Lots of people are at the risk of arsenic-contaminated drinking water. Arsenic exposure was confirmed to be closely linked to neurocognitive deficits, particularly during childhood. The multi-omics approaches are known be well suitable for toxicological research. Thus, this study aimed to explore the molecular mechanisms of arsenic-induced learning and memory function impairments through the integrative proteome and metabolome analysis of cortex in rats. The weaned rats were exposed to arsenic-contaminated drinking water for six months to mimic the developmental exposure. 220 differential proteins and 19 differential metabolites were identified in the cortex, and nine potential biomarkers were found to be related to impaired Morris water maze (MWM) indicators. Chronic arsenic exposure affected the cognitive function by inducing the overproduction of amyloid-β (Aβ) peptides and the redox imbalance in the mitochondria. Glycolysis and tricarboxylic acid (TCA) cycle enhancement driven by the increased heterogeneous nuclear ribonucleoprotein L (hnRNP L) is a low-dose protective mechanism against arsenic-induced ATP deficiency and oxidative stress. Moreover, apoptosis is another important pathway of arsenic-induced neurotoxicity. This study provides new evidence about the alterations of proteins and metabolites in the cortex of the exposed rats under arsenic toxicity.
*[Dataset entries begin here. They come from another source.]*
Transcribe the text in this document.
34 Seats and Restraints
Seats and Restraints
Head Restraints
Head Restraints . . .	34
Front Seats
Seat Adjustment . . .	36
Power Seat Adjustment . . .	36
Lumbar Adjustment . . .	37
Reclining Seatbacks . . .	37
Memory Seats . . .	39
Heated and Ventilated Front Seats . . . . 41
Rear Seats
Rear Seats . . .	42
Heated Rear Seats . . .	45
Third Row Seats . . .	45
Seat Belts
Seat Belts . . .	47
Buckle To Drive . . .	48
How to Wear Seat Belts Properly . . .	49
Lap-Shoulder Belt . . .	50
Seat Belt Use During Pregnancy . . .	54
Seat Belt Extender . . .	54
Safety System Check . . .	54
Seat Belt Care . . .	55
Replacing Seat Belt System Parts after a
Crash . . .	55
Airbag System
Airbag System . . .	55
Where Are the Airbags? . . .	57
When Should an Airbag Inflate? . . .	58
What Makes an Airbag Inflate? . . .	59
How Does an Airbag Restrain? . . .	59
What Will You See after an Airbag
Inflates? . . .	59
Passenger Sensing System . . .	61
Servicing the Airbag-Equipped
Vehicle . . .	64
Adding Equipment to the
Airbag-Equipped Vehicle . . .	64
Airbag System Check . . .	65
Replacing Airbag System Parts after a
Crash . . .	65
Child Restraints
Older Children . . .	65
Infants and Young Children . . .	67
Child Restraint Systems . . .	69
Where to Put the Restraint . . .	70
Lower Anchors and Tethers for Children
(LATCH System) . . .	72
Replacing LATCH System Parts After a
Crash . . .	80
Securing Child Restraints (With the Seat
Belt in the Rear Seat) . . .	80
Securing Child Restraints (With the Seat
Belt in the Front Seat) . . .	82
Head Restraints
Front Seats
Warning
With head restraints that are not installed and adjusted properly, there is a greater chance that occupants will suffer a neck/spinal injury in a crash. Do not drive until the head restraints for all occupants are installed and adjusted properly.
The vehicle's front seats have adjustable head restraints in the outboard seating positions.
These findings suggest hnRNP L could be a potential target for the treatment of arsenic-induced neurotoxicity. [Display omitted] •Water borne arsenic exposure disrupted cortex proteome and metabolome in rats.•The increase of hnRNP L drove the arsenic-induced mitochondrial dysfunction.•Increased proteins in glycolysis and TCA cycle might protect against arsenic-induced ATP deficiency and oxidative stress.